For Orwell, Dickens is a "radical," in the sense that he is instinctively against "the system," but with no practical solutions for improvement; he only has a perception that "something is wrong" with society. Dickens' idea of progress, according to Orwell, is moral in nature: Dickens does not suggest socialism. He does not want for workers to be rebellious, but for capitalists to be kind. He seemed to be reaching for what Orwell called "an idealized version of the existing thing."

This feeling that "something is wrong" with the world as it is can also be heard in the 18th century among the philosophes and other enlightened minds, as I mentioned in my recent postings on Franco Venturi's Utopia and Reform. In the 18th century there was a steady and increasing chorus of vociferations against "the rich" and "the powerful," coupled with denunciations of the treatment of "the poor" and otherwise disadvantaged. I can't help thinking that in the course of the transition to the 19th century, the attacks on the well-off became a kind of trope, what Venturi refers to as one of those "mental forms which, once they are fixed and shaped, will never yield without long and difficult trials and struggles." He is writing here of the expansion of the traditional utopia in the Enlightenment to the determination to create paradise on earth, in other words, the passage to the communist ideal.
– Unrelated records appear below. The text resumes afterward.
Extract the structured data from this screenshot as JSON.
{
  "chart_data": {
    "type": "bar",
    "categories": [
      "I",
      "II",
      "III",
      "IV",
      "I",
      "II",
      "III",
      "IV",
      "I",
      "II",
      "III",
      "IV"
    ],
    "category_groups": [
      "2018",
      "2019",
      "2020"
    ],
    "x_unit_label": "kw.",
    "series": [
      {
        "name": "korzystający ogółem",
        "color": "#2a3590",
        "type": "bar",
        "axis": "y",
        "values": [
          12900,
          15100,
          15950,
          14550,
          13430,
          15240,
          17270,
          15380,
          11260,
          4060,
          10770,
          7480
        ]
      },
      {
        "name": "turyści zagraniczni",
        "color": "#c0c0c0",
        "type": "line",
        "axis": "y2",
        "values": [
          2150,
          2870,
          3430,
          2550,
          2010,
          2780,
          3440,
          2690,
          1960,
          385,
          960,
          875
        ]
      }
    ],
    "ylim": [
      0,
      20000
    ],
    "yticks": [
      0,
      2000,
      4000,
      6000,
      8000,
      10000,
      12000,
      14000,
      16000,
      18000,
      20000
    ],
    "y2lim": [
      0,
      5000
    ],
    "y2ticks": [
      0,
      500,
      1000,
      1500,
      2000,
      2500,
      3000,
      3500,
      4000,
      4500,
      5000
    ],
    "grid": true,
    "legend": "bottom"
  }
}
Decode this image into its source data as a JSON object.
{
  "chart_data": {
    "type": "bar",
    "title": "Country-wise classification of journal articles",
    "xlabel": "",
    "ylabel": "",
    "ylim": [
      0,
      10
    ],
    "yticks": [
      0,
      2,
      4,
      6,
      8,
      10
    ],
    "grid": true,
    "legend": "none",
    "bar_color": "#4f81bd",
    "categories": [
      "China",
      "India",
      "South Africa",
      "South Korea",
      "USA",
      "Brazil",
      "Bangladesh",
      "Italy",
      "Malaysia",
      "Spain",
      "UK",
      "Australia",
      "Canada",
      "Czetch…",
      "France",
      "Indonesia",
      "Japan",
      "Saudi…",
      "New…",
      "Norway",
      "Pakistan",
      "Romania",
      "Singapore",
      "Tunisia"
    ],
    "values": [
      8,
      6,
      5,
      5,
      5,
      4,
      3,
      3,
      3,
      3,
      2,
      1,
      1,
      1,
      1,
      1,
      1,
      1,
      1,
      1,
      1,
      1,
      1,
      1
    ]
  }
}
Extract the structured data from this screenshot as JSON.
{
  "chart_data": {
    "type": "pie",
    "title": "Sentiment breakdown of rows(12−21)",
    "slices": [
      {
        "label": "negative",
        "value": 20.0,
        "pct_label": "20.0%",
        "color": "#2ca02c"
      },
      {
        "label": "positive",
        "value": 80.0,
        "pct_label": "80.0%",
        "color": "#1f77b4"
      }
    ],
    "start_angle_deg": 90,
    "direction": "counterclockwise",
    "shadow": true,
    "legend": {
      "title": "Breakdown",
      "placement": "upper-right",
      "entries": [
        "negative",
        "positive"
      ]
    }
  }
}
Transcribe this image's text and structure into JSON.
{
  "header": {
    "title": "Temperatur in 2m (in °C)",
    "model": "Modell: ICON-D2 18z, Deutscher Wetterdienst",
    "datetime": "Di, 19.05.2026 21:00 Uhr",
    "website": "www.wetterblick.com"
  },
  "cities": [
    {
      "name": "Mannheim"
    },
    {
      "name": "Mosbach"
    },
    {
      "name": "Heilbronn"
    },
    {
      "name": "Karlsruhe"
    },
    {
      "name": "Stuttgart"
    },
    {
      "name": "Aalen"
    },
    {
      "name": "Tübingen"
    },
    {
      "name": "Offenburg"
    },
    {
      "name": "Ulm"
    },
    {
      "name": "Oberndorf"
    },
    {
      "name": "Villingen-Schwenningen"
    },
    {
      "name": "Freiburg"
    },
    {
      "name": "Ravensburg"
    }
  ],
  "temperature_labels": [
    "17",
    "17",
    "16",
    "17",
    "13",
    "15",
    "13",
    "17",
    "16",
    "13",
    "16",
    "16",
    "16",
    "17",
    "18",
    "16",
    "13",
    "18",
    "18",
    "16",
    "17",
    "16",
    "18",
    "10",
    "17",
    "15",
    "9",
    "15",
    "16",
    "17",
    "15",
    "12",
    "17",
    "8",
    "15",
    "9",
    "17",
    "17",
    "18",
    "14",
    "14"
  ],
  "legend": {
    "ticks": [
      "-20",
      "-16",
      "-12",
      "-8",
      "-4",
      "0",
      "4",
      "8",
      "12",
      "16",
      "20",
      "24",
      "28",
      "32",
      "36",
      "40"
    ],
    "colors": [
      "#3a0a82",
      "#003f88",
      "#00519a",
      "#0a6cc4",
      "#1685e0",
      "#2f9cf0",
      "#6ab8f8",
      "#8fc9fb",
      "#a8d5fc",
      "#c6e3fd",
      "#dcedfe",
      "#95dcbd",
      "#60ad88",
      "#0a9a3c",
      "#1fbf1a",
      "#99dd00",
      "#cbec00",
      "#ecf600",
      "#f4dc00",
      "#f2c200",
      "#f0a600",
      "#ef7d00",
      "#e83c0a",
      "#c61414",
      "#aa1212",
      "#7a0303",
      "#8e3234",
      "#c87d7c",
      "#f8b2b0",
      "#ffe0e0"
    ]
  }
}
This determination is always accompanied by something like loathing for "what is." Gissing writes, for instance, of the mid-19th century: "A time of ugliness: ugly religion, ugly law, ugly relations between rich and poor, ugly clothes, ugly furniture." Social progress, as envisioned by reformers like Gissing, is always accompanied by hatred or repugnance for what went before.

Of course, one only lives when one lives, and it is hard to get a handle on whether a preceding age was as abominable as it is portrayed post hoc facto. I think Dickens remains a powerful and important writer because, through his very inventiveness and vibrant imagination, he "fixed and shaped" (in Venturi's words) a view of the Victorian age that allows later ages to believe that they have "morally progressed." It is only anecdotally that we are able to cite progress, and I have not yet seen the attempt by any statistician to quantify progress as such; the variables would be too numerous. My own feeling is that, even in the worst of times, people find ways to be comfortable, if not happy. Thus, another reason why Dickens remains an important writer. According to G.K. Chesterton (in his study of Dickens), Dickens "knew well that the greatest happiness that has been known since Eden is the happiness of the unhappy. ... Nothing that has ever been written about human delights, no Earthly Paradise, no Utopia has ever come so near the quick nerve of happiness as his descriptions of the rare extravagances of the poor." One only has to think of the Cratchits at their Christmas feast. (A Christmas Carol, by the way, is the one book by Dickens that I read once a year.)

Maybe someone can instruct me on this, but wasn't it Nietzsche who was the first to critique that mental form that denounces the rich and idealizes the poor?